WALRUS
August 2014 - May, 2015
The Water and Land Remote Unmanned Search (WALRUS) Rover was my senior design project at WPI. I was the sole electrical engineer on a team of five aiming to design, manufacture, and test a novel search and rescue solution within an academic year. Search and rescue robots are typically designed for a specific set of terrain - land, water, or air. We intended to bridge the gap by creating an amphibious rover. With flexible mechanical and electrical interfaces, WALRUS can be configured for a wide range of missions. This project was intense and comprehensive, meriting extensive documentation. Entire papers can be written on WALRUS (in fact, there are). This page provides a brief overview of our ambitious endeavor.
I would like to thank and give credit to the other members of the WALRUS team as this was by no means possible without everyone involved: Brian Eccles (CS), Brendan McLeod (RBE/ME), TJ Watson (RBE/ME), and Mitchell Wills (RBE/CS)
I would also like to thank our sponsors who are listed below in the technical details section for their generous donations of engineering products and manufacturing services
Technical Details
Competitions and Media:
Intel Cornell Cup: WPU Robots Win Top Prizes
Dassault Systems: Pioneering Engineering with Solidworks
WPI: Life Saving Robots and Technical Final Paper
YouTube: WALRUS Rover
My Roles and Responsibilities:
This project was a significant effort, with contributions from five team members. I want my specific role to be clear. My role as the sole electrical engineer (EE) involved custom circuit board design, electrical architecture design, specing out off the shelf equipment (things like radios, sensors, and motor controllers), and wire harness manufacturing. While I occasionally helped with software and mechanical tasks for fun, my primary focus was on EE. My bread and butter was the custom circuit board design portion. There are 7 unique custom circuit boards in the WALRUS rover that are used for motor control, power distribution, lighting, displays, and sensor monitoring. I designed and tested all of them.
Project Challenges and Lessons Learned:
WALRUS was a full time job on top of my already existent full time student responsibilities. The project presented both technical and non-technical challenges and lessons. While I had completed most of my college EE courses, I was far from an expert in circuit board design. Prior to WALRUS I had only designed 2 boards from scratch, and honestly only 1 of those boards worked. Jumping into this project head first was a big risk but it was the right choice. It pushed me far outside my comfort zone and provided me with what I would estimate to be over two years of industry experience, making my transition into the workforce smooth. Learning how to manage my time, cope with stress, and work efficiently were all valuable skills I picked up throughout the project.

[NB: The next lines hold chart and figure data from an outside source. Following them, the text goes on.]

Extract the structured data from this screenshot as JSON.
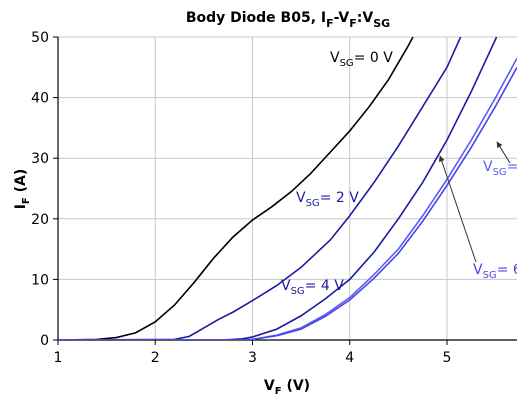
{
  "chart_data": {
    "type": "line",
    "title": [
      {
        "text": "Body Diode B05, I"
      },
      {
        "text": "F",
        "sub": true
      },
      {
        "text": "-V"
      },
      {
        "text": "F",
        "sub": true
      },
      {
        "text": ":V"
      },
      {
        "text": "SG",
        "sub": true
      }
    ],
    "x_label": [
      {
        "text": "V"
      },
      {
        "text": "F",
        "sub": true
      },
      {
        "text": " (V)"
      }
    ],
    "y_label": [
      {
        "text": "I"
      },
      {
        "text": "F",
        "sub": true
      },
      {
        "text": " (A)"
      }
    ],
    "xlim": [
      1,
      5.72
    ],
    "ylim": [
      0,
      50
    ],
    "xticks": [
      1,
      2,
      3,
      4,
      5
    ],
    "yticks": [
      0,
      10,
      20,
      30,
      40,
      50
    ],
    "grid": true,
    "series": [
      {
        "color": "#000000",
        "label": [
          {
            "text": "V"
          },
          {
            "text": "SG",
            "sub": true
          },
          {
            "text": "= 0 V"
          }
        ],
        "x": [
          1.0,
          1.4,
          1.6,
          1.8,
          2.0,
          2.2,
          2.4,
          2.6,
          2.8,
          3.0,
          3.2,
          3.4,
          3.6,
          3.8,
          4.0,
          4.2,
          4.4,
          4.6,
          4.65
        ],
        "values": [
          0,
          0.1,
          0.4,
          1.2,
          3,
          5.8,
          9.5,
          13.5,
          17,
          19.8,
          22,
          24.5,
          27.5,
          31,
          34.5,
          38.5,
          43,
          48.5,
          50
        ]
      },
      {
        "color": "#1c1ca0",
        "label": [
          {
            "text": "V"
          },
          {
            "text": "SG",
            "sub": true
          },
          {
            "text": "= 2 V"
          }
        ],
        "x": [
          1.0,
          2.2,
          2.35,
          2.5,
          2.65,
          2.8,
          3.0,
          3.25,
          3.5,
          3.8,
          4.0,
          4.25,
          4.5,
          4.75,
          5.0,
          5.14
        ],
        "values": [
          0,
          0.1,
          0.6,
          2,
          3.4,
          4.6,
          6.5,
          9,
          12,
          16.5,
          20.5,
          26,
          32,
          38.5,
          45,
          50
        ]
      },
      {
        "color": "#1c1ca0",
        "label": [
          {
            "text": "V"
          },
          {
            "text": "SG",
            "sub": true
          },
          {
            "text": "= 4 V"
          }
        ],
        "x": [
          1.0,
          2.7,
          2.9,
          3.0,
          3.25,
          3.5,
          3.75,
          4.0,
          4.25,
          4.5,
          4.75,
          5.0,
          5.25,
          5.51
        ],
        "values": [
          0,
          0,
          0.2,
          0.5,
          1.8,
          4,
          6.8,
          10,
          14.5,
          20,
          26,
          33,
          41,
          50
        ]
      },
      {
        "color": "#5c5cf0",
        "label": [
          {
            "text": "V"
          },
          {
            "text": "SG",
            "sub": true
          },
          {
            "text": "="
          }
        ],
        "x": [
          1.0,
          2.9,
          3.0,
          3.25,
          3.5,
          3.75,
          4.0,
          4.25,
          4.5,
          4.75,
          5.0,
          5.25,
          5.5,
          5.72
        ],
        "values": [
          0,
          0,
          0.1,
          0.8,
          2,
          4.2,
          7,
          10.8,
          15,
          20.5,
          26.5,
          33,
          40,
          46.5
        ]
      },
      {
        "color": "#4646e6",
        "label": [
          {
            "text": "V"
          },
          {
            "text": "SG",
            "sub": true
          },
          {
            "text": "= 6"
          }
        ],
        "x": [
          1.0,
          2.9,
          3.0,
          3.25,
          3.5,
          3.75,
          4.0,
          4.25,
          4.5,
          4.75,
          5.0,
          5.25,
          5.5,
          5.72
        ],
        "values": [
          0,
          0,
          0.1,
          0.7,
          1.8,
          3.9,
          6.6,
          10.2,
          14.3,
          19.6,
          25.5,
          31.8,
          38.6,
          45
        ]
      }
    ]
  }
}
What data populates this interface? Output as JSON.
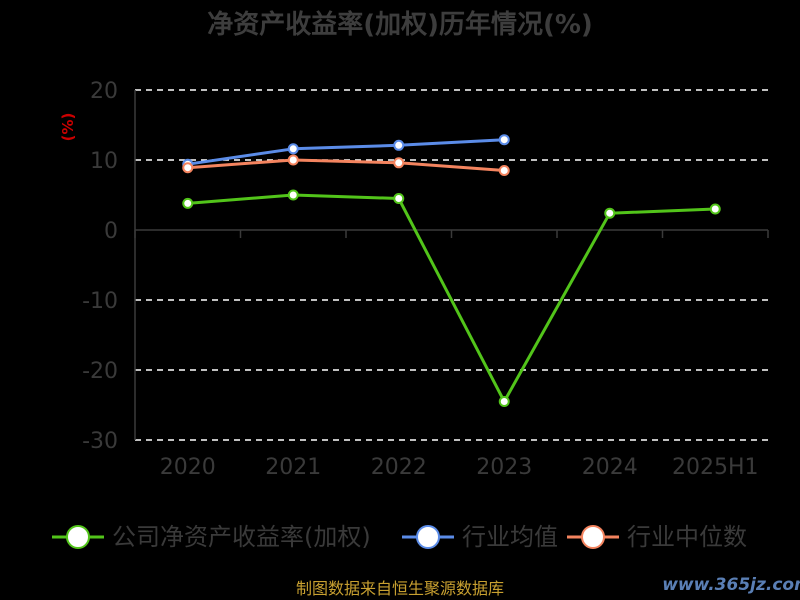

A bit more on the nitty gritty technical side though. It's funny how perspective changes. At the time I thought I was completing high quality design. I thought I was the shit. Looking back 8 years later...wow, I did so much wrong. But that's ok, it is part of the process. I want to be honest. Here are 6 lessons I learned:
1. Dedicate ample time to meticulously consider your system architecture. This is your foundation. If you mess it up you are going to be really hurting. A flawed architecture can spell disaster, a common pitfall in hardware ventures. Remedying it late in the game might prove futile.
2. Keep electromagnetic interference at the forefront of your design considerations. It is an issue that will inevitably surface. Use resilient communication protocols and factor in packaging for shielding early on. Pay attention to the little details and get paranoid.
3. Learn how to enter the pencils down phase so you can properly test and iterate. It is always better to ship a product with 80% of the originally planned features that work 100% of the time, rather than ship a product with 100% of the planned features that only work 80% of the time.
4. Everything takes much longer than you think it will. It just does. Accept it and plan for it.
5. Data is your life blood. Every diagnostic, sensor, and monitoring feature is worthwhile. When failures happen you will use sensor data in ways you may not have imagined before. Do not overlook this.
6. Generally speaking, what you get out of your college experience is what you put in.